There’s no flashy sign outside attracting people to a glitzy salon. King's is as simple as it gets.

Fluorescent lights illuminate faded pictures of Jamaica tacked up on the wood panelling.

The kitschy interior has remained the same since the shop first opened in 1987.

“It’s homey, it’s comfortable,” says customer Dylan Dabreo, who first walked into the shop, on 101st Street just north of 109th Avenue, seven years ago.

We’re from the same region in the Caribbean, so we just have regional talk about back in the day, about how things were. It’s pretty cool.”

Ransford Perry, the owner of King's Barber Shop, emigrated from Jamaica in 1980.

After living in Toronto for a year, he moved west to Edmonton and started his first barber shop in Canada Place.

“I was in Ontario,” says Perry, 73, who has a Jamaican accent and a bright smile. “And guys from here came to Toronto, they said, ‘Why don’t some of you guys come to Edmonton. We have no barber there.’ So that’s why I’m here.”

Perry has been cutting hair and trimming beards since he was 12 years old.

His son Carlton, 39, has a chair in the shop. He decided to follow in his dad’s footsteps at the age of 17.

“It’s worth a million dollars when the client is happy, that’s the best feeling,” says Carlton Perry, who was called “the kid” by clients when he first started.

He studied graphic design in college, but the hair business and the chance to work beside his father kept luring him back.

“It’s a good environment for me as well, working with my dad,” he says. “It gives me great pride, great pride.”

Over the years, the client list has grown, and it’s now common for some customers to show up hours before the shop opens.

Ransford Perry says it has been that way for years.

“Some guy was here at four in the morning, and we open up at seven,” he says.

On the Saturday before school started, 13 people were lined up outside the door.

Anthony Soungie first stepped into the barber shop when he was 10 years old.

He’s almost 40 now.

“My dad and my uncles and my dad’s friends used to come here,” says Soungie.

On a recent day, five-year-old Oliver Ingosi squirmed in Carlton Perry’s chair as he got a fresh fade for the new school year.

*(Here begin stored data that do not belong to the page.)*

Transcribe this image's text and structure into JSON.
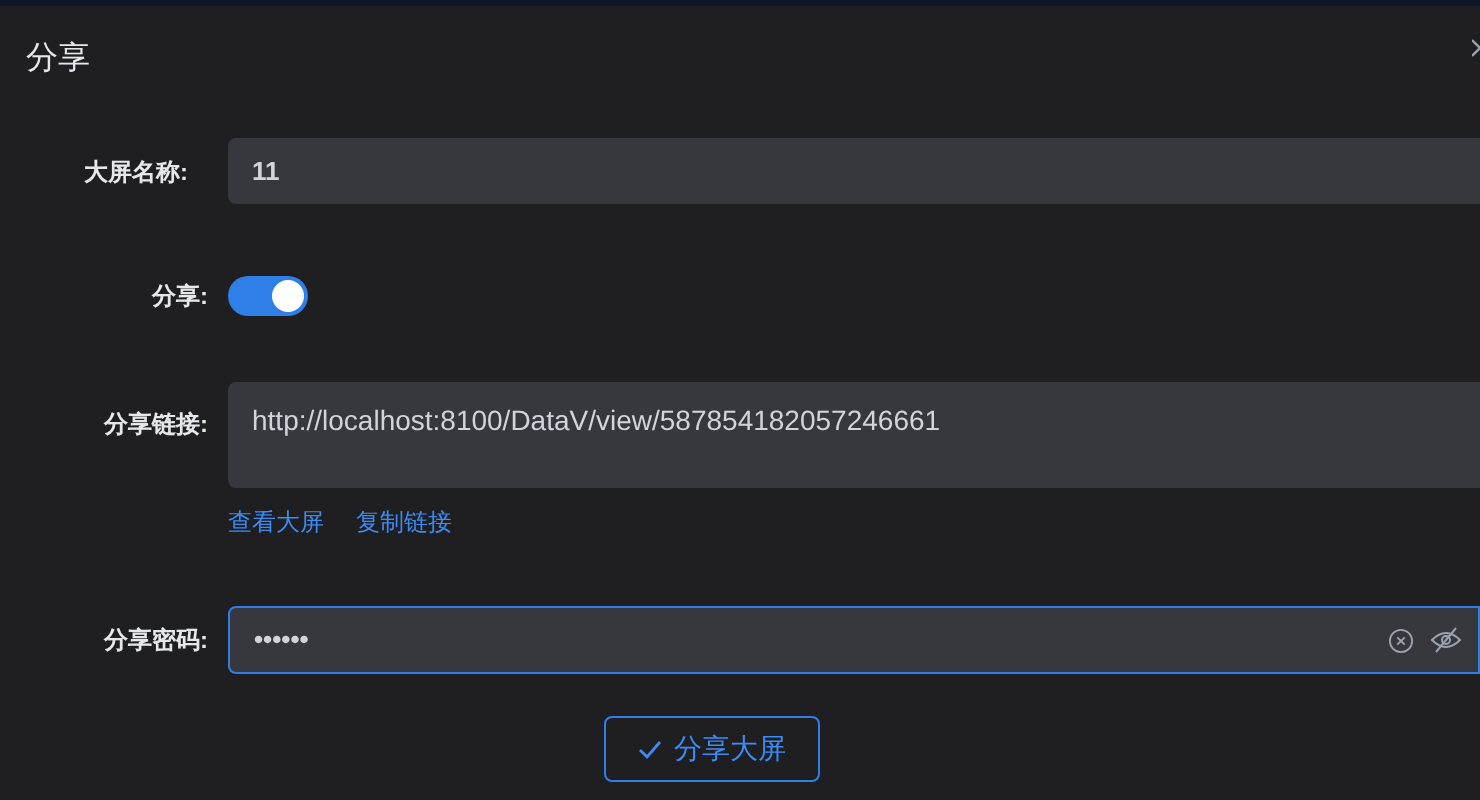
{
  "dialog": {
    "title": "分享"
  },
  "form": {
    "name": {
      "label": "大屏名称:",
      "value": "11"
    },
    "share": {
      "label": "分享:",
      "on": true
    },
    "link": {
      "label": "分享链接:",
      "value": "http://localhost:8100/DataV/view/587854182057246661",
      "actions": [
        "查看大屏",
        "复制链接"
      ]
    },
    "password": {
      "label": "分享密码:",
      "value": "••••••",
      "focused": true
    }
  },
  "submit": {
    "label": "分享大屏"
  }
}
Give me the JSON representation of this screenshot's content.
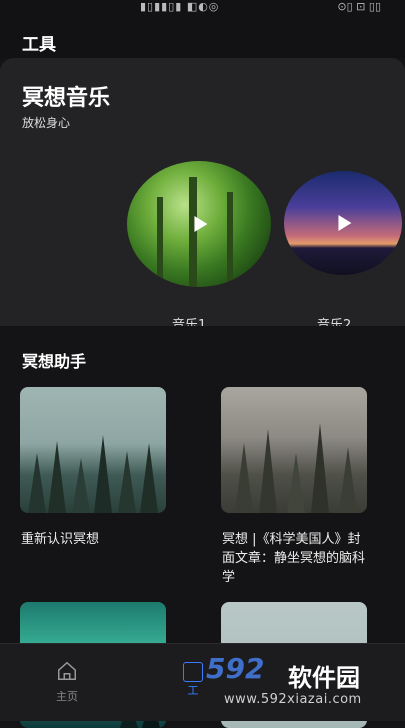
{
  "status": {
    "glyphs": "▮▯▮▮▯▮ ◧◐◎",
    "right": "⊙▯ ⊡ ▯▯"
  },
  "header": {
    "title": "工具"
  },
  "music": {
    "title": "冥想音乐",
    "subtitle": "放松身心",
    "items": [
      {
        "label": "音乐1"
      },
      {
        "label": "音乐2"
      }
    ]
  },
  "assistant": {
    "title": "冥想助手",
    "cards": [
      {
        "title": "重新认识冥想"
      },
      {
        "title": "冥想 |《科学美国人》封面文章：静坐冥想的脑科学"
      },
      {
        "title": ""
      },
      {
        "title": ""
      }
    ]
  },
  "tabbar": {
    "tabs": [
      {
        "label": "主页"
      },
      {
        "label": "工"
      }
    ]
  },
  "watermark": {
    "logo": "592",
    "name": "软件园",
    "url": "www.592xiazai.com"
  }
}
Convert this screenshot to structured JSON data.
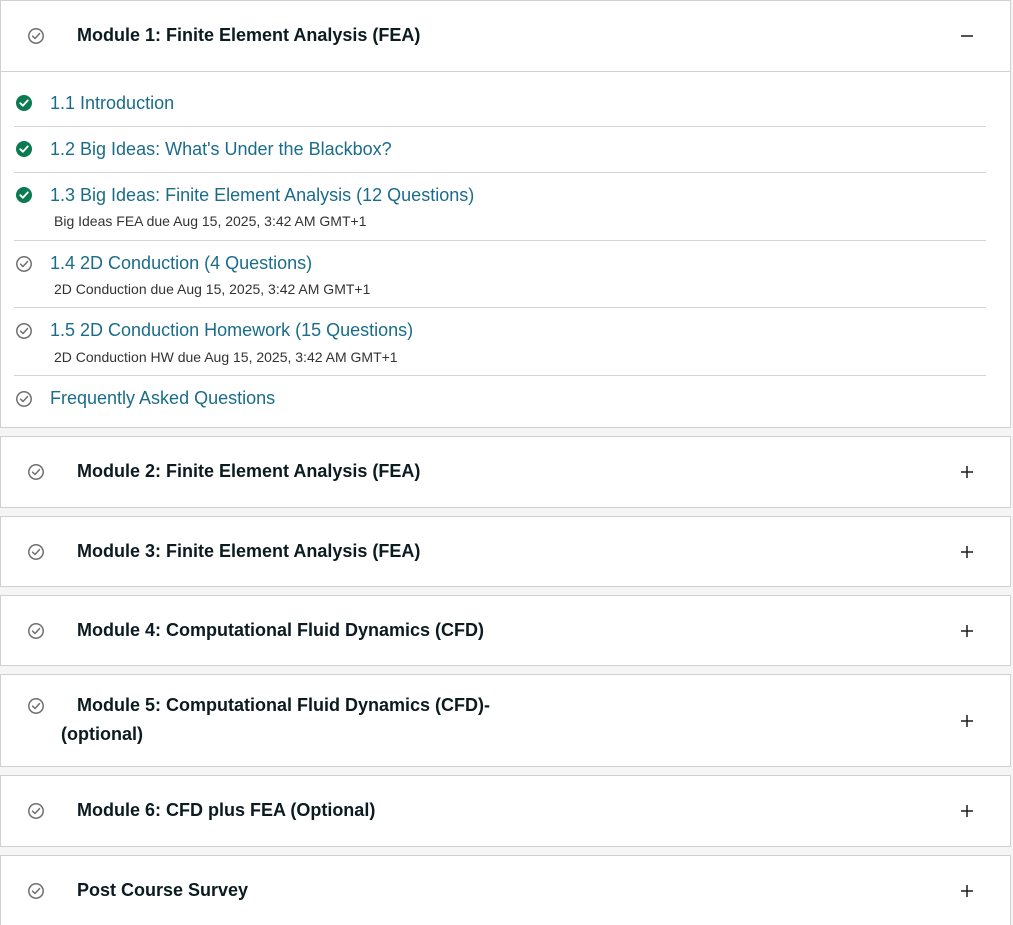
{
  "modules": [
    {
      "title": "Module 1: Finite Element Analysis (FEA)",
      "toggle": "collapse",
      "lessons": [
        {
          "label": "1.1 Introduction",
          "status": "complete",
          "due": ""
        },
        {
          "label": "1.2 Big Ideas: What's Under the Blackbox?",
          "status": "complete",
          "due": ""
        },
        {
          "label": "1.3 Big Ideas: Finite Element Analysis (12 Questions)",
          "status": "complete",
          "due": "Big Ideas FEA due Aug 15, 2025, 3:42 AM GMT+1"
        },
        {
          "label": "1.4 2D Conduction (4 Questions)",
          "status": "incomplete",
          "due": "2D Conduction due Aug 15, 2025, 3:42 AM GMT+1"
        },
        {
          "label": "1.5 2D Conduction Homework (15 Questions)",
          "status": "incomplete",
          "due": "2D Conduction HW due Aug 15, 2025, 3:42 AM GMT+1"
        },
        {
          "label": "Frequently Asked Questions",
          "status": "incomplete",
          "due": ""
        }
      ]
    },
    {
      "title": "Module 2: Finite Element Analysis (FEA)",
      "toggle": "expand"
    },
    {
      "title": "Module 3: Finite Element Analysis (FEA)",
      "toggle": "expand"
    },
    {
      "title": "Module 4: Computational Fluid Dynamics (CFD)",
      "toggle": "expand"
    },
    {
      "title": "Module 5: Computational Fluid Dynamics (CFD)- (optional)",
      "toggle": "expand"
    },
    {
      "title": "Module 6: CFD plus FEA (Optional)",
      "toggle": "expand"
    },
    {
      "title": "Post Course Survey",
      "toggle": "expand"
    }
  ],
  "icons": {
    "complete": "check-circle-filled",
    "incomplete": "check-circle-outline",
    "expand": "plus",
    "collapse": "minus"
  },
  "colors": {
    "complete_green": "#0a7a52",
    "link_blue": "#1a6c8b",
    "muted_gray": "#6f6f6f"
  }
}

Not too far away, his dad Ryan Ingosi kept a close eye on him.

“It’s a good atmosphere, good vibe, friendly,” says Ingosi, who used to come for haircuts but keeps his head shaved now. “Sometimes you can come here and everybody’s just having this huge conversation, and it can be crazy stories from anywhere.”

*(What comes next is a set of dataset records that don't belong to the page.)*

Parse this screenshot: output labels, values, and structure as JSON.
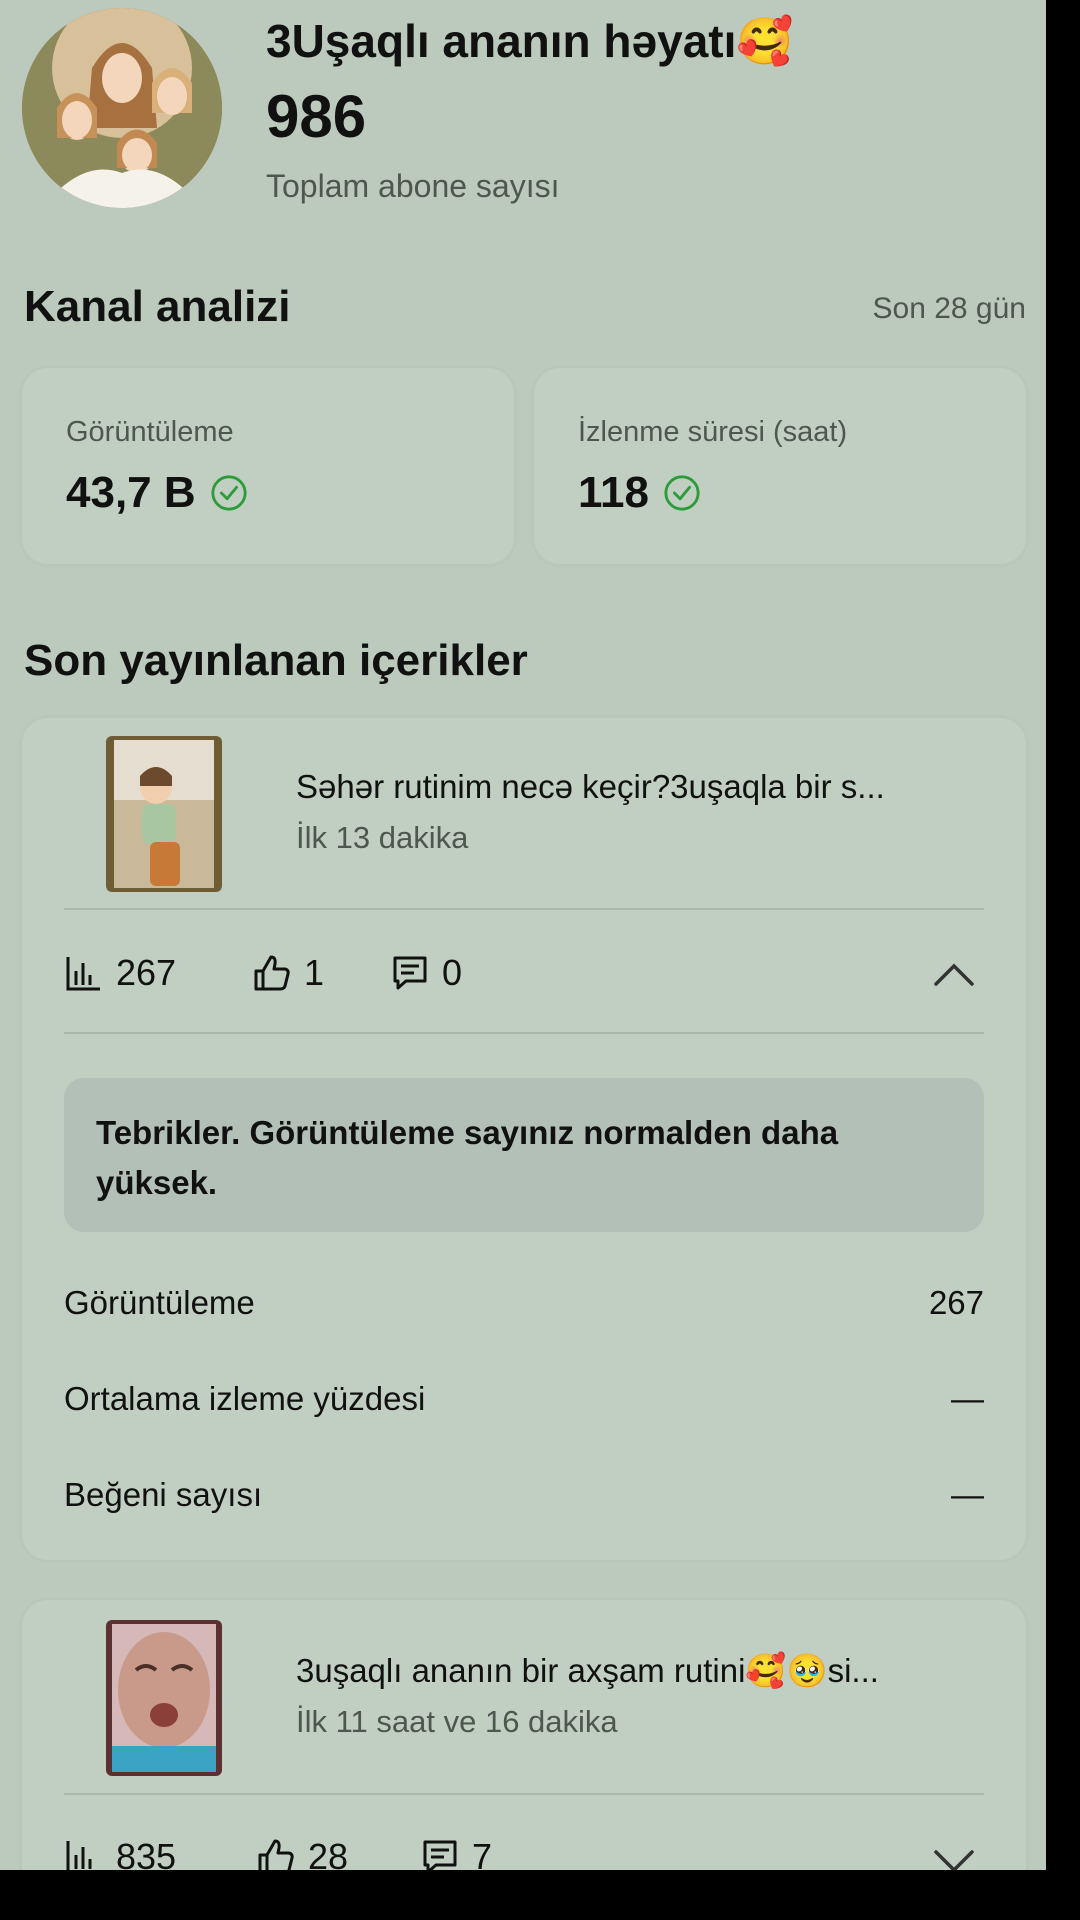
{
  "header": {
    "channel_name": "3Uşaqlı ananın həyatı🥰",
    "subscriber_count": "986",
    "subscriber_label": "Toplam abone sayısı"
  },
  "analysis": {
    "title": "Kanal analizi",
    "period": "Son 28 gün",
    "views_label": "Görüntüleme",
    "views_value": "43,7 B",
    "watch_label": "İzlenme süresi (saat)",
    "watch_value": "118"
  },
  "recent": {
    "title": "Son yayınlanan içerikler",
    "videos": [
      {
        "title": "Səhər rutinim necə keçir?3uşaqla bir s...",
        "time": "İlk 13 dakika",
        "views": "267",
        "likes": "1",
        "comments": "0",
        "notice": "Tebrikler. Görüntüleme sayınız normalden daha yüksek.",
        "details": [
          {
            "label": "Görüntüleme",
            "value": "267"
          },
          {
            "label": "Ortalama izleme yüzdesi",
            "value": "—"
          },
          {
            "label": "Beğeni sayısı",
            "value": "—"
          }
        ]
      },
      {
        "title": "3uşaqlı ananın bir axşam rutini🥰🥹si...",
        "time": "İlk 11 saat ve 16 dakika",
        "views": "835",
        "likes": "28",
        "comments": "7"
      }
    ]
  },
  "colors": {
    "background": "#bccabd",
    "check_green": "#2e9b3a"
  }
}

With as many as a dozen people waiting at any given time, the conversations can get lively.

“It carries a certain vibe, and culture that people like,” says Carlton Perry. “The camaraderie is good and we try for the most part to keep the conversation civil. Sometimes emotions get in the way.”

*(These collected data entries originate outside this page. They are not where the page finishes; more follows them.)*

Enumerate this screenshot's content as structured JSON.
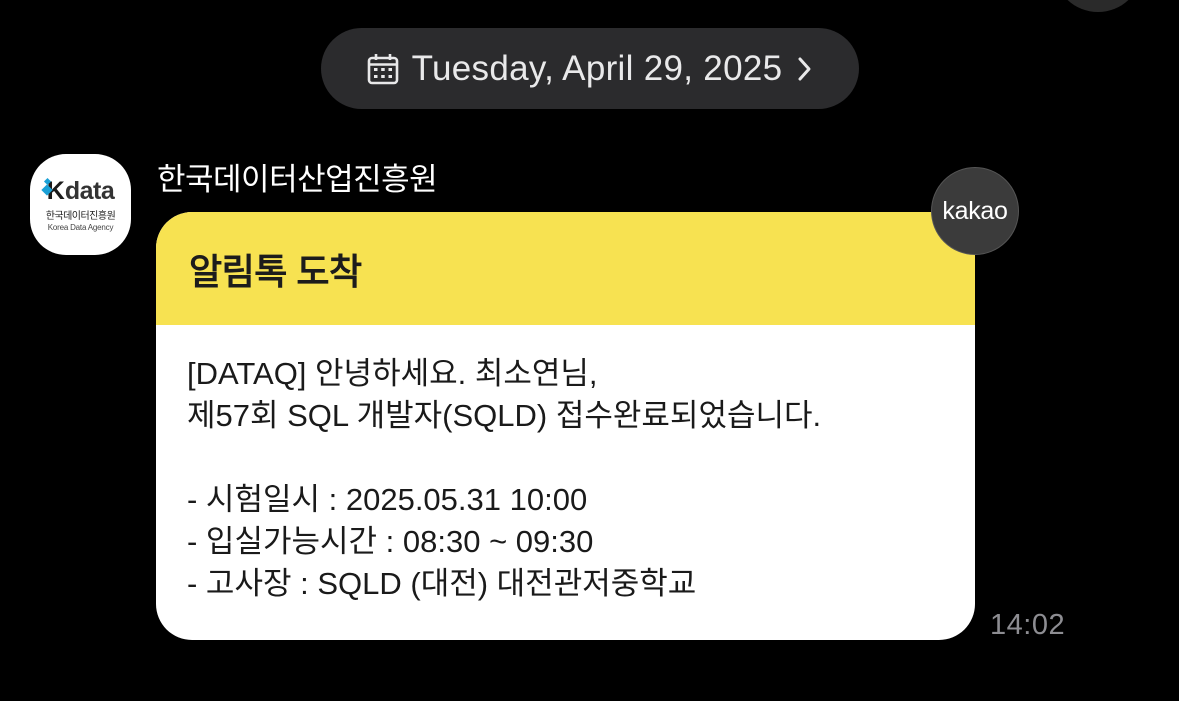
{
  "header": {
    "date_label": "Tuesday, April 29, 2025"
  },
  "sender": {
    "name": "한국데이터산업진흥원",
    "logo": {
      "brand": "data",
      "sub_korean": "한국데이터진흥원",
      "sub_english": "Korea Data Agency"
    }
  },
  "message": {
    "title": "알림톡 도착",
    "lines": [
      "[DATAQ] 안녕하세요. 최소연님,",
      "제57회 SQL 개발자(SQLD) 접수완료되었습니다.",
      "",
      "- 시험일시 : 2025.05.31 10:00",
      "- 입실가능시간 : 08:30 ~ 09:30",
      "- 고사장 : SQLD (대전) 대전관저중학교"
    ],
    "time": "14:02",
    "badge": "kakao"
  },
  "colors": {
    "background": "#000000",
    "header_yellow": "#f7e251",
    "pill": "#2b2b2d",
    "timestamp": "#8d8d92"
  },
  "icons": {
    "date": "calendar-icon",
    "chevron": "chevron-right-icon"
  }
}
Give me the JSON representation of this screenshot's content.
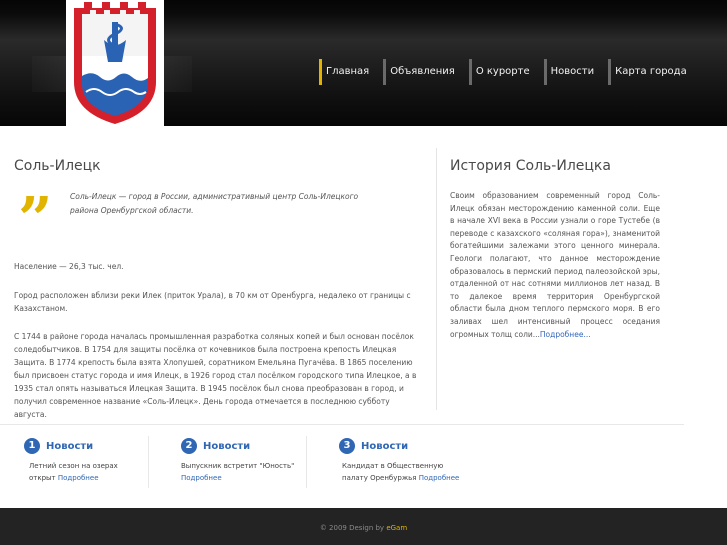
{
  "header": {
    "nav": [
      {
        "label": "Главная",
        "active": true
      },
      {
        "label": "Объявления",
        "active": false
      },
      {
        "label": "О курорте",
        "active": false
      },
      {
        "label": "Новости",
        "active": false
      },
      {
        "label": "Карта города",
        "active": false
      }
    ],
    "accent_color": "#e0b400"
  },
  "left": {
    "title": "Соль-Илецк",
    "quote": "Соль-Илецк — город в России, административный центр Соль-Илецкого района Оренбургской области.",
    "population": "Население — 26,3 тыс. чел.",
    "para2": "Город расположен вблизи реки Илек (приток Урала), в 70 км от Оренбурга, недалеко от границы с Казахстаном.",
    "para3": "С 1744 в районе города началась промышленная разработка соляных копей и был основан посёлок соледобытчиков. В 1754 для защиты посёлка от кочевников была построена крепость Илецкая Защита. В 1774 крепость была взята Хлопушей, соратником Емельяна Пугачёва. В 1865 поселению был присвоен статус города и имя Илецк, в 1926 город стал посёлком городского типа Илецкое, а в 1935 стал опять называться Илецкая Защита. В 1945 посёлок был снова преобразован в город, и получил современное название «Соль-Илецк». День города отмечается в последнюю субботу августа."
  },
  "right": {
    "title": "История Соль-Илецка",
    "text": "Своим образованием современный город Соль-Илецк обязан месторождению каменной соли. Еще в начале XVI века в России узнали о горе Тустебе (в переводе с казахского «соляная гора»), знаменитой богатейшими залежами этого ценного минерала. Геологи полагают, что данное месторождение образовалось в пермский период палеозойской эры, отдаленной от нас сотнями миллионов лет назад. В то далекое время территория Оренбургской области была дном теплого пермского моря. В его заливах шел интенсивный процесс оседания огромных толщ соли...",
    "more": "Подробнее..."
  },
  "news": [
    {
      "num": "1",
      "title": "Новости",
      "text": "Летний сезон на озерах открыт",
      "more": "Подробнее"
    },
    {
      "num": "2",
      "title": "Новости",
      "text": "Выпускник встретит \"Юность\"",
      "more": "Подробнее"
    },
    {
      "num": "3",
      "title": "Новости",
      "text": "Кандидат в Общественную палату Оренбуржья",
      "more": "Подробнее"
    }
  ],
  "footer": {
    "copyright": "© 2009 Design by",
    "brand": "eGam"
  }
}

You can forget about phoning ahead to save a spot. It won’t help. There are no appointments at King's.

Customers come in, grab a number off a cork board near the cash register and wait their turn.

If you miss more than one spot, it’s back to the bottom of the list. And that’s the rule no matter who you are.

“It’s like an appointment to a degree,” says Carlton Perry. “You come, you pull your number, you can step out and do something and come back.”

Over the years, some Edmonton Eskimos and NHL players have become regular customers. Signed pictures from Flames great Jarome Ignila and former Oilers bruiser Georges Laraques hang on the wall.

Beside them is an autographed picture from former Eskimos legend Henry "Gizmo" Williams, a customer from the first day.

“I remember one year, I think it was Damon Allen took me for a drive in his Corvette,” Carlton Perry says. “I was still a teenager then. So yeah, a lot of good memories.”

Ransford Perry says Williams still comes in, but it’s usually his two sons who are climbing into the chair.

When talk inevitably turns to retirement, Perry says he isn’t ready to cut ties with the shop just yet.

“As long as I can have the energy to go,” he says. “When I don’t have the energy no more, that’s it.”

That’s just fine with his clients, who are more than willing to wait.